Ce à quoi la France et les chancelleries occidentales devraient méditer, c’est le comment un pays comme le Mali s’est effondré en un coup d’œil, à peine deux ans, détruisant son propre Etat à force de saper l’Etat de droit.

Après la partition du Soudan, n’est-il pas justifié de penser qu’il est temps de ne plus faire semblant que le peuple Touareg n’existe pas ? Que la gestion des frontières coloniales engendrera de plus en plus de conflits. Et que surtout ces derniers sa radicaliseront à l’air du temps, fabriquant des « terroristes islamiques » gérant (souvent da manière crapuleuse) des espaces que plus personne ne peut contrôler. Au lieu de partir à la reconquête totale du Mali, comme le propose le ministre de nos armées, n’est-il pas plus rationnel de l’aider à accéder à l’Etat de droit, à reconnaître ses diverses composantes, à lui laisser la possibilité de mettre en place une économie rationnelle, à l’aider à se débarrasser des hommes d’affaires véreux - locaux et étrangers et à lui donner les moyens de lutter contre la seule vraie armée qui compte dans la région, celles des trafiquants de cocaïne. 

Je rêve, bien sûr…

 

P.S. Entre temps, posons-nous la question : après quatre jours de combats sanglants qui ont coûté la vie à des dizaines d’otages en Algérie, y a-t-il un seul gazoduc endommagé ? 


Les réactions les plus appréciées

  • alberto (---.---.---.216) 22 janvier 2013 11:11
    alberto

    Qui fait la loi en Afrique et ailleurs, y compris en Europe ?

    L’OMC, le FMI, leurs cohortes de banquiers avides, bornés et mercantiles !

    Allez donc leur parler d’altruisme...

  • Georges Yang (---.---.---.204) 22 janvier 2013 12:42

    A l’auteur

    Vous évoquez la partition du Soudan, mais ce n’est pas la solution

    Le Sud-Soudan qui était méprisé et expoité par les gouvernements de Khartoum est devenu un état corrompu dominé par une clique de prédateurs Dinkas et Nuers aux dépens des autres ethnies (Shillouk, Madi, Kakwa, Azande...)

    Un Sahel indépendant (rêve de Khadafi) serait hélas sur le même modèle que le Sud-Soudan

    Par contre, un fédéralisme avec des ministres touareg et songhai avec une large autonomie est souhaitable au Mali, et un modèle similaire au Niger en Mauritanie et au Tchad

    Or dans ces pays c’est une ethnie (ou un groupe ethnique) qui accapare le pouvoir en brimant soit les sudistes (Mauritanie, Tchad) ou les nordistes (Mali, Niger)

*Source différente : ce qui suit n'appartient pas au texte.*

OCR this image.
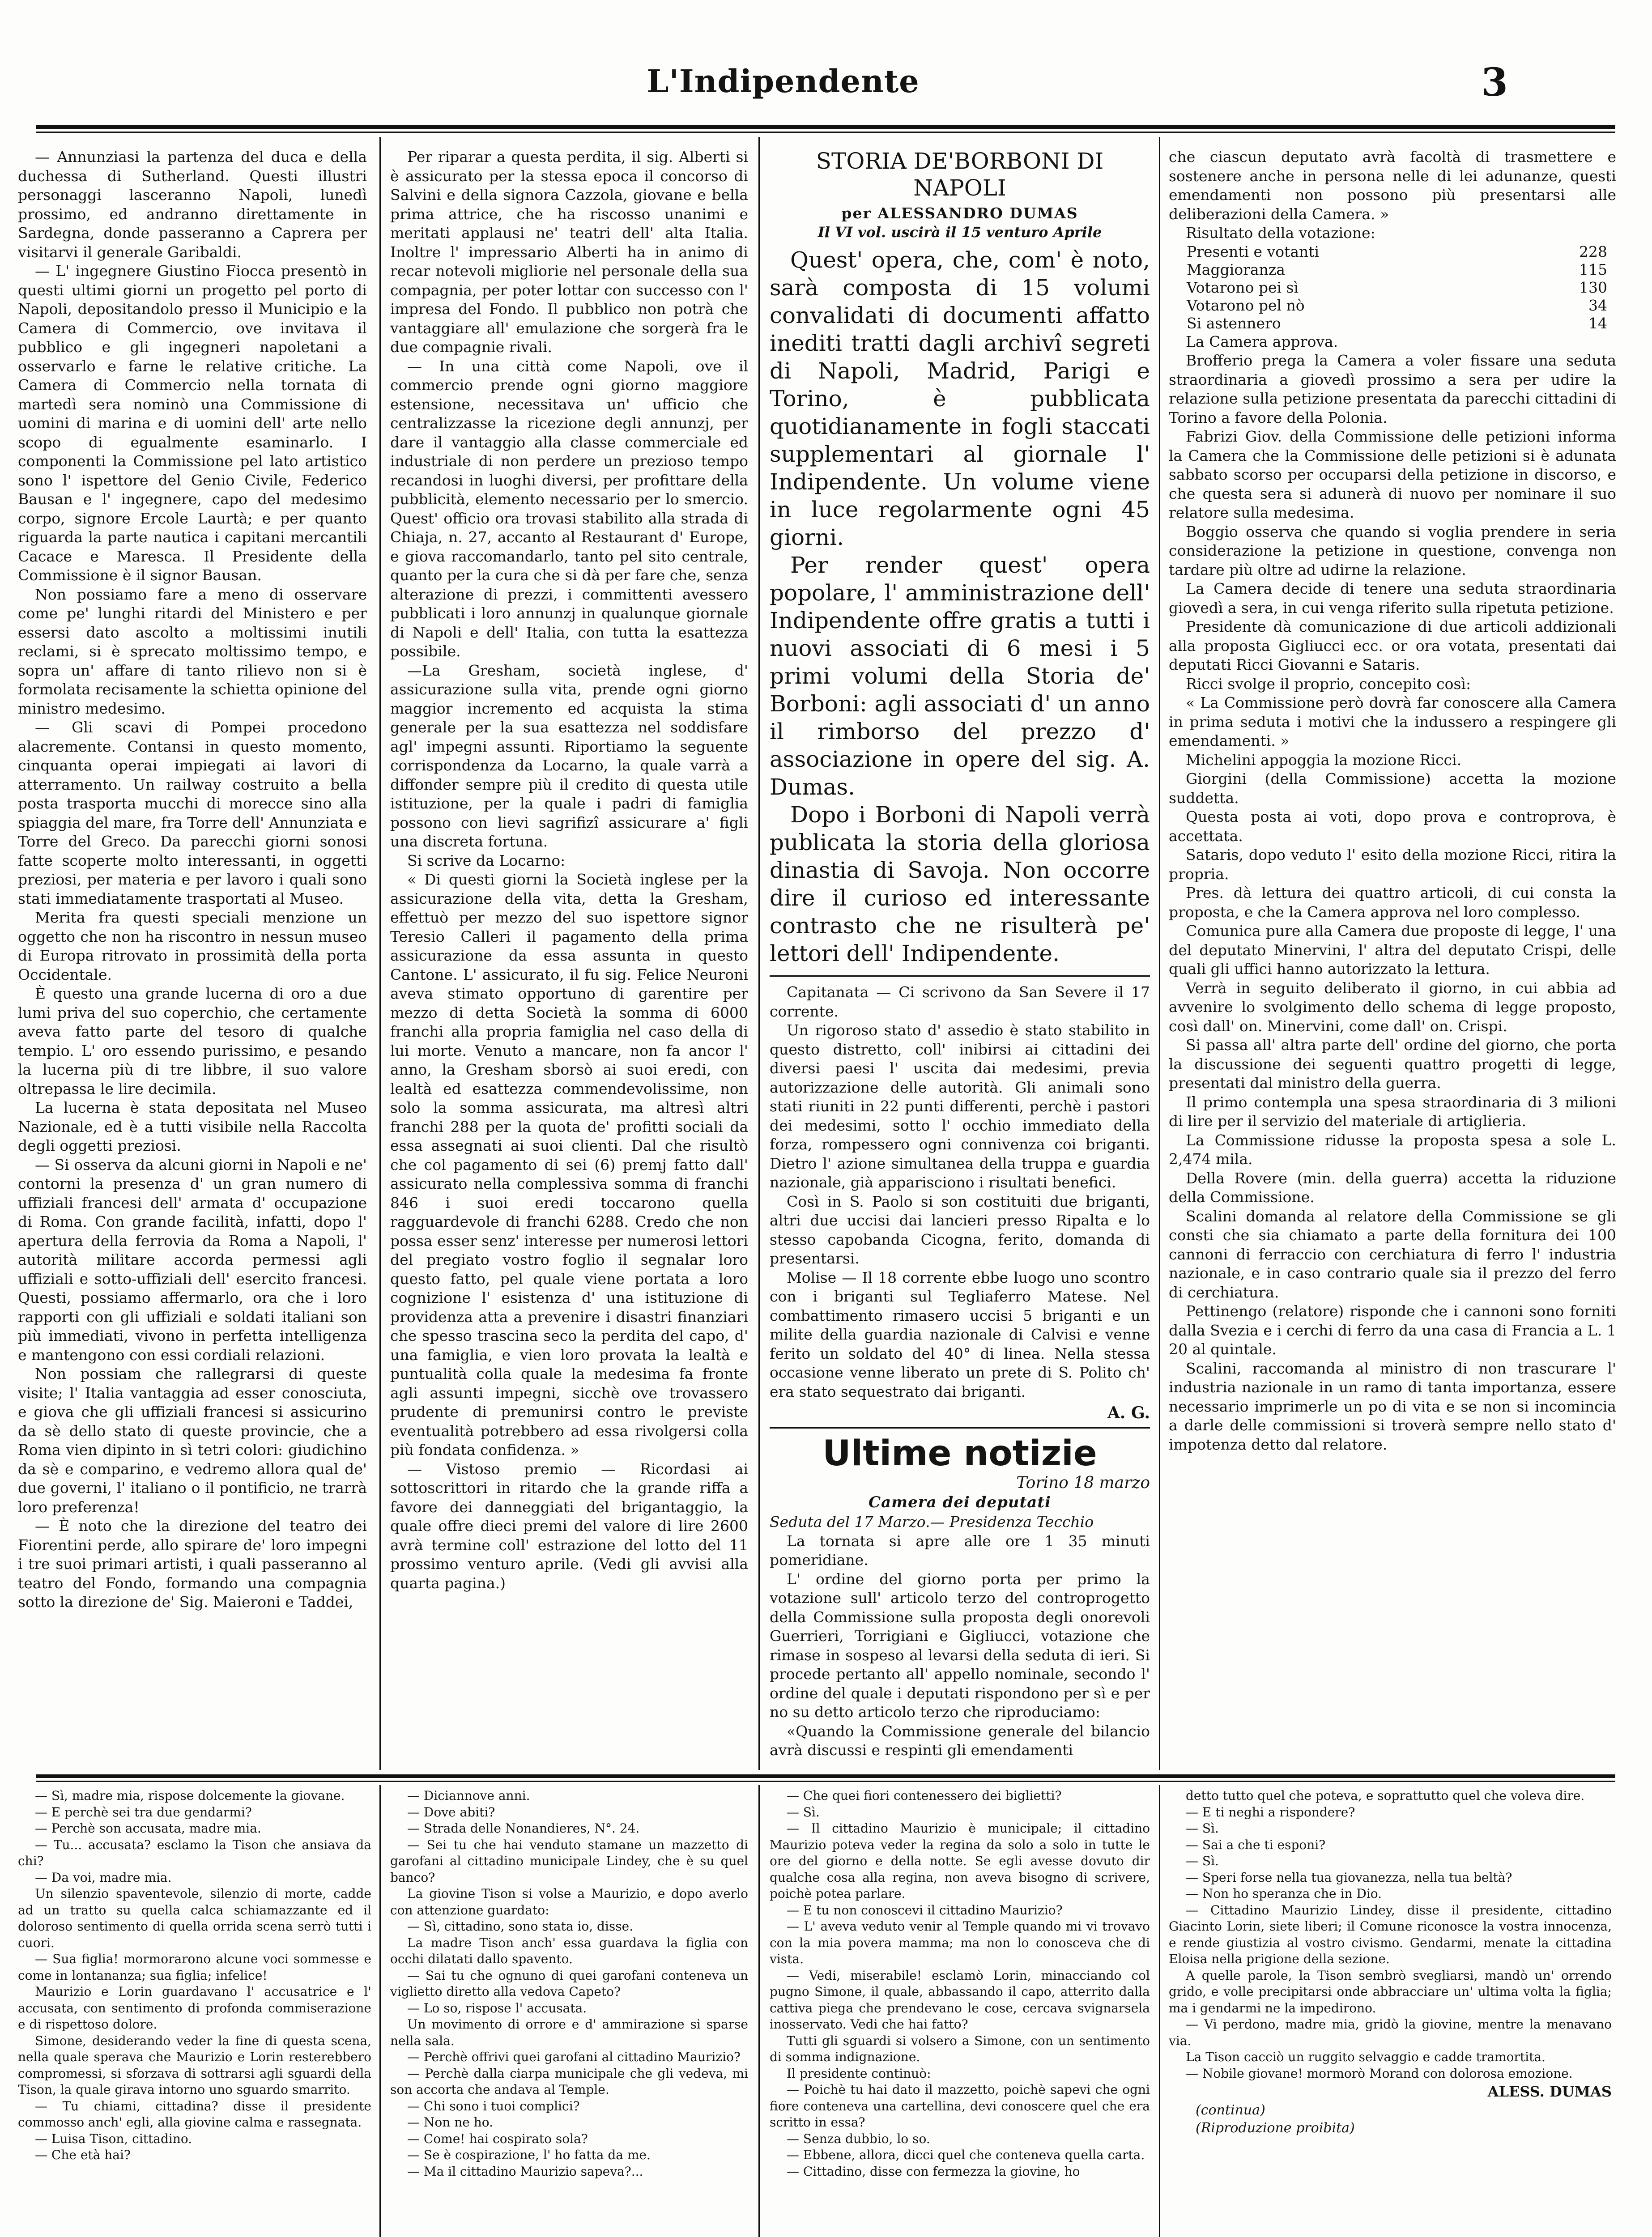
L'Indipendente	3

— Annunziasi la partenza del duca e della duchessa di Sutherland. Questi illustri personaggi lasceranno Napoli, lunedì prossimo, ed andranno direttamente in Sardegna, donde passeranno a Caprera per visitarvi il generale Garibaldi.

— L' ingegnere Giustino Fiocca presentò in questi ultimi giorni un progetto pel porto di Napoli, depositandolo presso il Municipio e la Camera di Commercio, ove invitava il pubblico e gli ingegneri napoletani a osservarlo e farne le relative critiche. La Camera di Commercio nella tornata di martedì sera nominò una Commissione di uomini di marina e di uomini dell' arte nello scopo di egualmente esaminarlo. I componenti la Commissione pel lato artistico sono l' ispettore del Genio Civile, Federico Bausan e l' ingegnere, capo del medesimo corpo, signore Ercole Laurtà; e per quanto riguarda la parte nautica i capitani mercantili Cacace e Maresca. Il Presidente della Commissione è il signor Bausan.

Non possiamo fare a meno di osservare come pe' lunghi ritardi del Ministero e per essersi dato ascolto a moltissimi inutili reclami, si è sprecato moltissimo tempo, e sopra un' affare di tanto rilievo non si è formolata recisamente la schietta opinione del ministro medesimo.

— Gli scavi di Pompei procedono alacremente. Contansi in questo momento, cinquanta operai impiegati ai lavori di atterramento. Un railway costruito a bella posta trasporta mucchi di morecce sino alla spiaggia del mare, fra Torre dell' Annunziata e Torre del Greco. Da parecchi giorni sonosi fatte scoperte molto interessanti, in oggetti preziosi, per materia e per lavoro i quali sono stati immediatamente trasportati al Museo.

Merita fra questi speciali menzione un oggetto che non ha riscontro in nessun museo di Europa ritrovato in prossimità della porta Occidentale.

È questo una grande lucerna di oro a due lumi priva del suo coperchio, che certamente aveva fatto parte del tesoro di qualche tempio. L' oro essendo purissimo, e pesando la lucerna più di tre libbre, il suo valore oltrepassa le lire decimila.

La lucerna è stata depositata nel Museo Nazionale, ed è a tutti visibile nella Raccolta degli oggetti preziosi.

— Si osserva da alcuni giorni in Napoli e ne' contorni la presenza d' un gran numero di uffiziali francesi dell' armata d' occupazione di Roma. Con grande facilità, infatti, dopo l' apertura della ferrovia da Roma a Napoli, l' autorità militare accorda permessi agli uffiziali e sotto-uffiziali dell' esercito francesi. Questi, possiamo affermarlo, ora che i loro rapporti con gli uffiziali e soldati italiani son più immediati, vivono in perfetta intelligenza e mantengono con essi cordiali relazioni.

Non possiam che rallegrarsi di queste visite; l' Italia vantaggia ad esser conosciuta, e giova che gli uffiziali francesi si assicurino da sè dello stato di queste provincie, che a Roma vien dipinto in sì tetri colori: giudichino da sè e comparino, e vedremo allora qual de' due governi, l' italiano o il pontificio, ne trarrà loro preferenza!

— È noto che la direzione del teatro dei Fiorentini perde, allo spirare de' loro impegni i tre suoi primari artisti, i quali passeranno al teatro del Fondo, formando una compagnia sotto la direzione de' Sig. Maieroni e Taddei,

Per riparar a questa perdita, il sig. Alberti si è assicurato per la stessa epoca il concorso di Salvini e della signora Cazzola, giovane e bella prima attrice, che ha riscosso unanimi e meritati applausi ne' teatri dell' alta Italia. Inoltre l' impressario Alberti ha in animo di recar notevoli migliorie nel personale della sua compagnia, per poter lottar con successo con l' impresa del Fondo. Il pubblico non potrà che vantaggiare all' emulazione che sorgerà fra le due compagnie rivali.

— In una città come Napoli, ove il commercio prende ogni giorno maggiore estensione, necessitava un' ufficio che centralizzasse la ricezione degli annunzj, per dare il vantaggio alla classe commerciale ed industriale di non perdere un prezioso tempo recandosi in luoghi diversi, per profittare della pubblicità, elemento necessario per lo smercio. Quest' officio ora trovasi stabilito alla strada di Chiaja, n. 27, accanto al Restaurant d' Europe, e giova raccomandarlo, tanto pel sito centrale, quanto per la cura che si dà per fare che, senza alterazione di prezzi, i committenti avessero pubblicati i loro annunzj in qualunque giornale di Napoli e dell' Italia, con tutta la esattezza possibile.

—La Gresham, società inglese, d' assicurazione sulla vita, prende ogni giorno maggior incremento ed acquista la stima generale per la sua esattezza nel soddisfare agl' impegni assunti. Riportiamo la seguente corrispondenza da Locarno, la quale varrà a diffonder sempre più il credito di questa utile istituzione, per la quale i padri di famiglia possono con lievi sagrifizî assicurare a' figli una discreta fortuna.

Si scrive da Locarno:

« Di questi giorni la Società inglese per la assicurazione della vita, detta la Gresham, effettuò per mezzo del suo ispettore signor Teresio Calleri il pagamento della prima assicurazione da essa assunta in questo Cantone. L' assicurato, il fu sig. Felice Neuroni aveva stimato opportuno di garentire per mezzo di detta Società la somma di 6000 franchi alla propria famiglia nel caso della di lui morte. Venuto a mancare, non fa ancor l' anno, la Gresham sborsò ai suoi eredi, con lealtà ed esattezza commendevolissime, non solo la somma assicurata, ma altresì altri franchi 288 per la quota de' profitti sociali da essa assegnati ai suoi clienti. Dal che risultò che col pagamento di sei (6) premj fatto dall' assicurato nella complessiva somma di franchi 846 i suoi eredi toccarono quella ragguardevole di franchi 6288. Credo che non possa esser senz' interesse per numerosi lettori del pregiato vostro foglio il segnalar loro questo fatto, pel quale viene portata a loro cognizione l' esistenza d' una istituzione di providenza atta a prevenire i disastri finanziari che spesso trascina seco la perdita del capo, d' una famiglia, e vien loro provata la lealtà e puntualità colla quale la medesima fa fronte agli assunti impegni, sicchè ove trovassero prudente di premunirsi contro le previste eventualità potrebbero ad essa rivolgersi colla più fondata confidenza. »

— Vistoso premio — Ricordasi ai sottoscrittori in ritardo che la grande riffa a favore dei danneggiati del brigantaggio, la quale offre dieci premi del valore di lire 2600 avrà termine coll' estrazione del lotto del 11 prossimo venturo aprile. (Vedi gli avvisi alla quarta pagina.)

STORIA DE'BORBONI DI NAPOLI
per ALESSANDRO DUMAS
Il VI vol. uscirà il 15 venturo Aprile

Quest' opera, che, com' è noto, sarà composta di 15 volumi convalidati di documenti affatto inediti tratti dagli archivî segreti di Napoli, Madrid, Parigi e Torino, è pubblicata quotidianamente in fogli staccati supplementari al giornale l' Indipendente. Un volume viene in luce regolarmente ogni 45 giorni.

Per render quest' opera popolare, l' amministrazione dell' Indipendente offre gratis a tutti i nuovi associati di 6 mesi i 5 primi volumi della Storia de' Borboni: agli associati d' un anno il rimborso del prezzo d' associazione in opere del sig. A. Dumas.

Dopo i Borboni di Napoli verrà publicata la storia della gloriosa dinastia di Savoja. Non occorre dire il curioso ed interessante contrasto che ne risulterà pe' lettori dell' Indipendente.

Capitanata — Ci scrivono da San Severe il 17 corrente.

Un rigoroso stato d' assedio è stato stabilito in questo distretto, coll' inibirsi ai cittadini dei diversi paesi l' uscita dai medesimi, previa autorizzazione delle autorità. Gli animali sono stati riuniti in 22 punti differenti, perchè i pastori dei medesimi, sotto l' occhio immediato della forza, rompessero ogni connivenza coi briganti. Dietro l' azione simultanea della truppa e guardia nazionale, già apparisciono i risultati benefici.

Così in S. Paolo si son costituiti due briganti, altri due uccisi dai lancieri presso Ripalta e lo stesso capobanda Cicogna, ferito, domanda di presentarsi.

Molise — Il 18 corrente ebbe luogo uno scontro con i briganti sul Tegliaferro Matese. Nel combattimento rimasero uccisi 5 briganti e un milite della guardia nazionale di Calvisi e venne ferito un soldato del 40° di linea. Nella stessa occasione venne liberato un prete di S. Polito ch' era stato sequestrato dai briganti.

A. G.
Ultime notizie
Torino 18 marzo
Camera dei deputati

Seduta del 17 Marzo.— Presidenza Tecchio

La tornata si apre alle ore 1 35 minuti pomeridiane.

L' ordine del giorno porta per primo la votazione sull' articolo terzo del controprogetto della Commissione sulla proposta degli onorevoli Guerrieri, Torrigiani e Gigliucci, votazione che rimase in sospeso al levarsi della seduta di ieri. Si procede pertanto all' appello nominale, secondo l' ordine del quale i deputati rispondono per sì e per no su detto articolo terzo che riproduciamo:

«Quando la Commissione generale del bilancio avrà discussi e respinti gli emendamenti

che ciascun deputato avrà facoltà di trasmettere e sostenere anche in persona nelle di lei adunanze, questi emendamenti non possono più presentarsi alle deliberazioni della Camera. »

Risultato della votazione:

Presenti e votanti	228
Maggioranza	115
Votarono pei sì	130
Votarono pel nò	34
Si astennero	14

La Camera approva.

Brofferio prega la Camera a voler fissare una seduta straordinaria a giovedì prossimo a sera per udire la relazione sulla petizione presentata da parecchi cittadini di Torino a favore della Polonia.

Fabrizi Giov. della Commissione delle petizioni informa la Camera che la Commissione delle petizioni si è adunata sabbato scorso per occuparsi della petizione in discorso, e che questa sera si adunerà di nuovo per nominare il suo relatore sulla medesima.

Boggio osserva che quando si voglia prendere in seria considerazione la petizione in questione, convenga non tardare più oltre ad udirne la relazione.

La Camera decide di tenere una seduta straordinaria giovedì a sera, in cui venga riferito sulla ripetuta petizione.

Presidente dà comunicazione di due articoli addizionali alla proposta Gigliucci ecc. or ora votata, presentati dai deputati Ricci Giovanni e Sataris.

Ricci svolge il proprio, concepito così:

« La Commissione però dovrà far conoscere alla Camera in prima seduta i motivi che la indussero a respingere gli emendamenti. »

Michelini appoggia la mozione Ricci.

Giorgini (della Commissione) accetta la mozione suddetta.

Questa posta ai voti, dopo prova e controprova, è accettata.

Sataris, dopo veduto l' esito della mozione Ricci, ritira la propria.

Pres. dà lettura dei quattro articoli, di cui consta la proposta, e che la Camera approva nel loro complesso.

Comunica pure alla Camera due proposte di legge, l' una del deputato Minervini, l' altra del deputato Crispi, delle quali gli uffici hanno autorizzato la lettura.

Verrà in seguito deliberato il giorno, in cui abbia ad avvenire lo svolgimento dello schema di legge proposto, così dall' on. Minervini, come dall' on. Crispi.

Si passa all' altra parte dell' ordine del giorno, che porta la discussione dei seguenti quattro progetti di legge, presentati dal ministro della guerra.

Il primo contempla una spesa straordinaria di 3 milioni di lire per il servizio del materiale di artiglieria.

La Commissione ridusse la proposta spesa a sole L. 2,474 mila.

Della Rovere (min. della guerra) accetta la riduzione della Commissione.

Scalini domanda al relatore della Commissione se gli consti che sia chiamato a parte della fornitura dei 100 cannoni di ferraccio con cerchiatura di ferro l' industria nazionale, e in caso contrario quale sia il prezzo del ferro di cerchiatura.

Pettinengo (relatore) risponde che i cannoni sono forniti dalla Svezia e i cerchi di ferro da una casa di Francia a L. 1 20 al quintale.

Scalini, raccomanda al ministro di non trascurare l' industria nazionale in un ramo di tanta importanza, essere necessario imprimerle un po di vita e se non si incomincia a darle delle commissioni si troverà sempre nello stato d' impotenza detto dal relatore.

— Sì, madre mia, rispose dolcemente la giovane.

— E perchè sei tra due gendarmi?

— Perchè son accusata, madre mia.

— Tu... accusata? esclamo la Tison che ansiava da chi?

— Da voi, madre mia.

Un silenzio spaventevole, silenzio di morte, cadde ad un tratto su quella calca schiamazzante ed il doloroso sentimento di quella orrida scena serrò tutti i cuori.

— Sua figlia! mormorarono alcune voci sommesse e come in lontananza; sua figlia; infelice!

Maurizio e Lorin guardavano l' accusatrice e l' accusata, con sentimento di profonda commiserazione e di rispettoso dolore.

Simone, desiderando veder la fine di questa scena, nella quale sperava che Maurizio e Lorin resterebbero compromessi, si sforzava di sottrarsi agli sguardi della Tison, la quale girava intorno uno sguardo smarrito.

— Tu chiami, cittadina? disse il presidente commosso anch' egli, alla giovine calma e rassegnata.

— Luisa Tison, cittadino.

— Che età hai?

— Diciannove anni.

— Dove abiti?

— Strada delle Nonandieres, N°. 24.

— Sei tu che hai venduto stamane un mazzetto di garofani al cittadino municipale Lindey, che è su quel banco?

La giovine Tison si volse a Maurizio, e dopo averlo con attenzione guardato:

— Sì, cittadino, sono stata io, disse.

La madre Tison anch' essa guardava la figlia con occhi dilatati dallo spavento.

— Sai tu che ognuno di quei garofani conteneva un viglietto diretto alla vedova Capeto?

— Lo so, rispose l' accusata.

Un movimento di orrore e d' ammirazione si sparse nella sala.

— Perchè offrivi quei garofani al cittadino Maurizio?

— Perchè dalla ciarpa municipale che gli vedeva, mi son accorta che andava al Temple.

— Chi sono i tuoi complici?

— Non ne ho.

— Come! hai cospirato sola?

— Se è cospirazione, l' ho fatta da me.

— Ma il cittadino Maurizio sapeva?...

— Che quei fiori contenessero dei biglietti?

— Sì.

— Il cittadino Maurizio è municipale; il cittadino Maurizio poteva veder la regina da solo a solo in tutte le ore del giorno e della notte. Se egli avesse dovuto dir qualche cosa alla regina, non aveva bisogno di scrivere, poichè potea parlare.

— E tu non conoscevi il cittadino Maurizio?

— L' aveva veduto venir al Temple quando mi vi trovavo con la mia povera mamma; ma non lo conosceva che di vista.

— Vedi, miserabile! esclamò Lorin, minacciando col pugno Simone, il quale, abbassando il capo, atterrito dalla cattiva piega che prendevano le cose, cercava svignarsela inosservato. Vedi che hai fatto?

Tutti gli sguardi si volsero a Simone, con un sentimento di somma indignazione.

Il presidente continuò:

— Poichè tu hai dato il mazzetto, poichè sapevi che ogni fiore conteneva una cartellina, devi conoscere quel che era scritto in essa?

— Senza dubbio, lo so.

— Ebbene, allora, dicci quel che conteneva quella carta.

— Cittadino, disse con fermezza la giovine, ho

detto tutto quel che poteva, e soprattutto quel che voleva dire.

— E ti neghi a rispondere?

— Sì.

— Sai a che ti esponi?

— Sì.

— Speri forse nella tua giovanezza, nella tua beltà?

— Non ho speranza che in Dio.

— Cittadino Maurizio Lindey, disse il presidente, cittadino Giacinto Lorin, siete liberi; il Comune riconosce la vostra innocenza, e rende giustizia al vostro civismo. Gendarmi, menate la cittadina Eloisa nella prigione della sezione.

A quelle parole, la Tison sembrò svegliarsi, mandò un' orrendo grido, e volle precipitarsi onde abbracciare un' ultima volta la figlia; ma i gendarmi ne la impedirono.

— Vi perdono, madre mia, gridò la giovine, mentre la menavano via.

La Tison cacciò un ruggito selvaggio e cadde tramortita.

— Nobile giovane! mormorò Morand con dolorosa emozione.

ALESS. DUMAS
(continua)
(Riproduzione proibita)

    Ce n’est pas un affrontement Arabes et Touaregs contre noirs, car il existe des inimitiées internes et que des noirs sont parmi les islamistes (comme au Darfour)

     

     

  • Georges Yang (---.---.---.204) 22 janvier 2013 12:28

    Morice,

    Si l’on compare votre prose amphigourique illisible avec cet article, il n’y a pas photo

    Hélas, vous êtes plus lu, c’est dommage pour la qualité du site

    L’auteur sait de quoi il parle quand il écrit sur les drogues, vous non !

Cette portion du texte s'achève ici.